Now, I can imagine when you are reading this you ask yourself some questions. Such as: didn’t you have some sort of landlord, a proprietor that rented out that filthy excuse for a house, and that was supposed to keep that sort of thing in check? Yes, I did, but he (or they, I must say, there were three of them) were what you would call the archetype of a slumlord. The sort of people who couldn’t care less about what went on in their properties, as long as they received their monthly rent fees.

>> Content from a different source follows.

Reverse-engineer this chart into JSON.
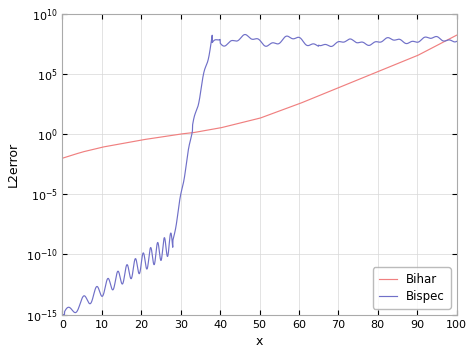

Didn’t I, then, had at any time the rather powerful inclination to stomp that scrawny little Nordin-fucker AND his subwoofer into the ground? Yes, I did. But I was afraid that if I, seeing that he really was this skimpy little asshole, were to really let all my anger and frustration loose on that fucker, I would kill him. And I do really mean kill him. And then I would probably have to go to jail for much longer than seven months, and that wasn’t worth it. But yeah, I’ve had some very vivid imaginations about that…
Why then, you might also ask, didn’t I just move out of there? Well then, now we’re getting to the most important point. First, I didn’t have the money to do that. Second, and this is much more crucial: because, deep down, I don’t like myself all that much. I’ve had that problem all my life, and one of the consequences of that is, as I mentioned briefly in that mail I’ve sent you a few weeks ago, that I have the tendency to sabotage my own life every once in a while.
This resulted in a rather chaotic life, in which I’ve spent most of my lifetime bouncing around between a plethora of different assisted living-systems, from the age of 12, alternated with all sorts of rooms, little apartments, prison, homeless shelters and so forth. This rehab-facility I’m in right now I actually visited twice before. That time in prison I spent just now was also not the first time I went there. You said in your mail I was now the second ex-con on Ruthless, but I was already an ex-con the first time I met you. Or wrote to you. You know what I mean.
So. Here we are, then. Still awake, over there? Alrighty, then! So, now I’m sober. I have been since June last year, since I went to prison. Being sober is weird. I don’t like it. All the world just comes rushing unfiltered into my brain, and that tends to get a bit much, at times. Drugs diffuse that a little. Also, using drugs is freaking AWESOME. I’ve told those people over here that too, and also that it is NOT my plan to stay sober after my treatment here is done, in about a year or so. That would be an illusion. Drugs have been a big part of my life for thirty years now, and that is not going to go away.
And I know, from experience, that when I have a good place to live, and some professional help guarding my finances, I can keep my drug-use under control, in that I drink and smoke only a few days in the week, and be sober the rest of the time. The people here agreed with me on that, and the therapy I’m going to have will be directed at curing that inferiority complex, or at least make a start with that, because it’s probably going to be a lengthy process.
So, that’s the story of why I went to prison. The short version, at least. Lol…
It IS my plan to stay sober while I’m in this facility, so if we are to keep up our little exchanges (and I for one would like that) you are going to have to learn how to deal with a clear-minded, level-headed version of me, at least for the time being, so that is going to be interesting…
Well, there you have it. Quite a story.